[RFC v2 0/1] Rework tagging infrastructure

Fri Apr 20 02:36:55 AEST 2018

From: Veronika Kabatova <vkabatov at redhat.com>

(TL;DR at the end)

This RFC describes an approach to rework tagging. It attempts to solve GitHub
issues #57 [1] and #113 [2] as well as some other things we encountered. I'm
sending the incomplete version (eg I haven't fixed the tests) to discuss the
approach first.

Right now, tags are extracted from all the comments on the patch and the patch
itself, and they are reextracted from all the sources every time a comment is
added or removed. It makes saving slower, and might contribute to races with
writes to database when we are parsing multiple emails at the same time.

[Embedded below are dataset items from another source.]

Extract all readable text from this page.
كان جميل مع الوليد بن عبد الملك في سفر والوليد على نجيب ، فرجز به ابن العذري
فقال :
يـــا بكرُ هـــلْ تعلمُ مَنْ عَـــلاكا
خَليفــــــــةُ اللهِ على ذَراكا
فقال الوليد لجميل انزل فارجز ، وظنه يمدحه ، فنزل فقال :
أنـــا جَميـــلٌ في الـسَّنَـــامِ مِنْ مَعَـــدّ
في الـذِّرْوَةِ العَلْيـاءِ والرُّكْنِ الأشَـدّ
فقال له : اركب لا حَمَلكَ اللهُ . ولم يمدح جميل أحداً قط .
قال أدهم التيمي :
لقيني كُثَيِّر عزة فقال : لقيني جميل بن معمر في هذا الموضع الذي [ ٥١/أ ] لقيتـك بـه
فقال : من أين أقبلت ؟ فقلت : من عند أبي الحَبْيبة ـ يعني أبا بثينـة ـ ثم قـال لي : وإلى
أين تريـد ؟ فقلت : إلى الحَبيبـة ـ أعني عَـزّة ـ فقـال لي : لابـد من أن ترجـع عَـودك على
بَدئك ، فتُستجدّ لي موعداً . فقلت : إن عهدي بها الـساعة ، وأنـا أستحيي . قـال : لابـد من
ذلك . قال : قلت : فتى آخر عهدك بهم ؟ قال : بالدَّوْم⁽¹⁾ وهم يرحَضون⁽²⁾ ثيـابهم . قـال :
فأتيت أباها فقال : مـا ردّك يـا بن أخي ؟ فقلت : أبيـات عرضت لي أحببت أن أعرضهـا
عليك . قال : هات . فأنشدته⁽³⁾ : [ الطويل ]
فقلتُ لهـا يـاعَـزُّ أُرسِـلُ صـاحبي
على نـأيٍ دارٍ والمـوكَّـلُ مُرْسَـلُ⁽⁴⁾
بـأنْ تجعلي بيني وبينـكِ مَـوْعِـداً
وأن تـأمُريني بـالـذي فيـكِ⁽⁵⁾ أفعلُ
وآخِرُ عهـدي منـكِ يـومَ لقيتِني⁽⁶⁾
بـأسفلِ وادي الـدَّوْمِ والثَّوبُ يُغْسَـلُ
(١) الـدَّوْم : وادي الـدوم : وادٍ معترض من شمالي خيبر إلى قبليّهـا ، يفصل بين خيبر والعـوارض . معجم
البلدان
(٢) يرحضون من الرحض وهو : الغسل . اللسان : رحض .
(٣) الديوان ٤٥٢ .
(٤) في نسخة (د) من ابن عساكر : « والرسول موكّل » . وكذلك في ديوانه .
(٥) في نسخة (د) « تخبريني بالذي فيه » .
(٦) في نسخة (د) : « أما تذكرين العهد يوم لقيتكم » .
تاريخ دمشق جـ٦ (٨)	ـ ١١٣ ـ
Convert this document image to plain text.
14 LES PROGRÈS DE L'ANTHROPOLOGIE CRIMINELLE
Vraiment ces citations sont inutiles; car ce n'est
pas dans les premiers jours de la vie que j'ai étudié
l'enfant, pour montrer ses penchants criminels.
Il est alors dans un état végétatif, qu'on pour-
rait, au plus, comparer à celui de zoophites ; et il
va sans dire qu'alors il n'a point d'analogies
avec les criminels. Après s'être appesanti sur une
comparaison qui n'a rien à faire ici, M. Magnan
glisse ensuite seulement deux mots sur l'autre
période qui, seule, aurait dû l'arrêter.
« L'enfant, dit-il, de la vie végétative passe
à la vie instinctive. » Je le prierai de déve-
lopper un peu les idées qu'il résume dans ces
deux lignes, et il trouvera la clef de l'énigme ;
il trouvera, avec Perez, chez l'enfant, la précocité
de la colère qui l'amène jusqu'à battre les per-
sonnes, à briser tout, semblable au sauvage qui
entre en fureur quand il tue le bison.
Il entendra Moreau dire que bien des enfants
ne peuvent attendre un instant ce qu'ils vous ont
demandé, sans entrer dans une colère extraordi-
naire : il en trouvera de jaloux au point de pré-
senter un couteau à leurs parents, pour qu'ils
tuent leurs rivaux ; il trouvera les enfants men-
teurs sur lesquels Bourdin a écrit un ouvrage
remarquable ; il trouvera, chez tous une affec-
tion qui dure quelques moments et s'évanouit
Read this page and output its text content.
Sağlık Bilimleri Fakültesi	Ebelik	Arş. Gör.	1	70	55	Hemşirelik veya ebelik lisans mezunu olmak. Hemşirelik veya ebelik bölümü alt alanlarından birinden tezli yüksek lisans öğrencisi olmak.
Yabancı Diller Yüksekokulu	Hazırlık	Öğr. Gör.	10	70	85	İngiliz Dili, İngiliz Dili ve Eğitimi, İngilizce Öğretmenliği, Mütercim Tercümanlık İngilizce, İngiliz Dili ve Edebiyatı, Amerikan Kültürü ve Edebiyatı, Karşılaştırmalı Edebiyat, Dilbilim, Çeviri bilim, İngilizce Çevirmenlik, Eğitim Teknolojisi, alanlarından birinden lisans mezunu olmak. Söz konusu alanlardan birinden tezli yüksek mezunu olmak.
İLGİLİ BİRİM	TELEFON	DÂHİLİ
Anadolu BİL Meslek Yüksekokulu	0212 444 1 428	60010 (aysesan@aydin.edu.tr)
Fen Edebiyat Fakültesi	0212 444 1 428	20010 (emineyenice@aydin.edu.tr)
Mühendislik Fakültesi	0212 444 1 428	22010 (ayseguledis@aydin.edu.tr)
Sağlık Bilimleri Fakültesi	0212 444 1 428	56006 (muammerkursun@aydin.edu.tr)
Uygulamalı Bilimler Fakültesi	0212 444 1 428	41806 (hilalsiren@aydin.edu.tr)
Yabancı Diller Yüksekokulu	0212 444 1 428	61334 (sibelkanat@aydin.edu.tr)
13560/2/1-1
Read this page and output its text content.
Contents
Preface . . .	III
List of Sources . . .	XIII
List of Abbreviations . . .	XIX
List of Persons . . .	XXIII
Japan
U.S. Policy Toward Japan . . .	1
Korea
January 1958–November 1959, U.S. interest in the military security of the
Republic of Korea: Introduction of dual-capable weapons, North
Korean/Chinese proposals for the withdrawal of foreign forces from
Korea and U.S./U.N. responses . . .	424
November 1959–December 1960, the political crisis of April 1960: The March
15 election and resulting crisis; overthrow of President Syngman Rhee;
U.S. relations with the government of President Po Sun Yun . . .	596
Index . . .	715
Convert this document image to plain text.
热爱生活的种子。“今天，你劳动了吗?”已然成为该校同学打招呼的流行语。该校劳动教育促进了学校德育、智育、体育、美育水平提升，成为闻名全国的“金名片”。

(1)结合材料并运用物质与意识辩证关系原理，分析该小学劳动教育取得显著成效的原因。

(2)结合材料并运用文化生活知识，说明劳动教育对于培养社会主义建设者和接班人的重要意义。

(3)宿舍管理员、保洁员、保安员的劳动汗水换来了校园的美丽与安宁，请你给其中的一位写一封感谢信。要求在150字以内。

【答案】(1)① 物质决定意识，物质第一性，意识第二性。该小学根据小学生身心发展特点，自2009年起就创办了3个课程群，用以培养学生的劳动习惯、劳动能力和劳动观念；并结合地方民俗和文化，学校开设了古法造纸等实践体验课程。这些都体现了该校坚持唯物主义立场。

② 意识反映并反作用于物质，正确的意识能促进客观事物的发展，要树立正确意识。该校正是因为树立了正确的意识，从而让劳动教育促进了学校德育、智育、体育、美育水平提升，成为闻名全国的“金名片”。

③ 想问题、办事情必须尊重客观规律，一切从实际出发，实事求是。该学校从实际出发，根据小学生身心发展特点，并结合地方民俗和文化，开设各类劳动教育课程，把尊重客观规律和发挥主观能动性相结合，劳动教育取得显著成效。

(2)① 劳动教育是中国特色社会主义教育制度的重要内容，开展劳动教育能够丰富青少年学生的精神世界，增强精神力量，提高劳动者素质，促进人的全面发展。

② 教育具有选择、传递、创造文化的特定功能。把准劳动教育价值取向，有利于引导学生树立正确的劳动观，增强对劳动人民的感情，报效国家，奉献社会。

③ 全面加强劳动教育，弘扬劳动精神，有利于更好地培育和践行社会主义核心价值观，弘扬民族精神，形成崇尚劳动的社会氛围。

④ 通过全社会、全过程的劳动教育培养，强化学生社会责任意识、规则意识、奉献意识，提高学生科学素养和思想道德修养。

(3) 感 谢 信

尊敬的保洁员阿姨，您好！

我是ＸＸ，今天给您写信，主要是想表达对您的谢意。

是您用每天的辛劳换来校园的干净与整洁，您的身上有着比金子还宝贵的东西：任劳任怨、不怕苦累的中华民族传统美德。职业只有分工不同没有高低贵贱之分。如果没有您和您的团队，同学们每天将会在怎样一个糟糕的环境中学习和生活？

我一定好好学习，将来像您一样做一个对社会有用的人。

This
gets even more prevalent if we want to solve the issue #113 (tags on cover
letter should increment counters on every patch in series) -- for each added
comment on the cover letter, we would reextract tags from all the other sources,
for each patch in series; and for a change on comments related to the patch
directly, we would need to take the tags on the cover letter and it's comments
into account as well (I implemented this solution in my fork but I really
don't like it).

The current approach has several other issues as well, some of which are
mentioned in the issue #57, eg duplicate tags are counted more times. Taking
into account the tags on cover letters would also be easier if we could store
tags against them and just query them on demand, instead of reextracting
everything all over again.

Solutions for some other things we found missing solve the issues mentioned
above too. If we want to determine if the tag is duplicate, we need to save the
associated value. Having the value would help us to use arbitrary strings as
tags (for example links to issue trackers, like `Bugzilla: <link>` if the patch
solves a known bug). The key-values approach to storing tags is mentioned [3],
this email additionally mentions a comments REST API (currently worked on). For
the comments API we would also find it very useful to have the tags extracted
from the comments available directly so we can query for them, which means we
would either need to reextract the tags on every API call, or we could store
the comment data with the tags as they are extracted and only query them as
needed. Altogether, we would get rid of the `patch_responses` property used
when converting comments to mbox (we finally get all the custom tags there
instead of only the few hardcoded ones too).

TL;DR:
Our goals:
- Avoid tag reextraction with each added comment
- Fix issues #57 and #113
- Prepare tags addition to comments in the API
- Add tags to patch (currently returns {}) and cover letter APIs

[1] https://github.com/getpatchwork/patchwork/issues/57
[2] https://github.com/getpatchwork/patchwork/issues/113
[3] https://lists.ozlabs.org/pipermail/patchwork/2018-January/004741.html

Veronika Kabatova (1):
  Rework tagging infrastructure

-- 
2.13.6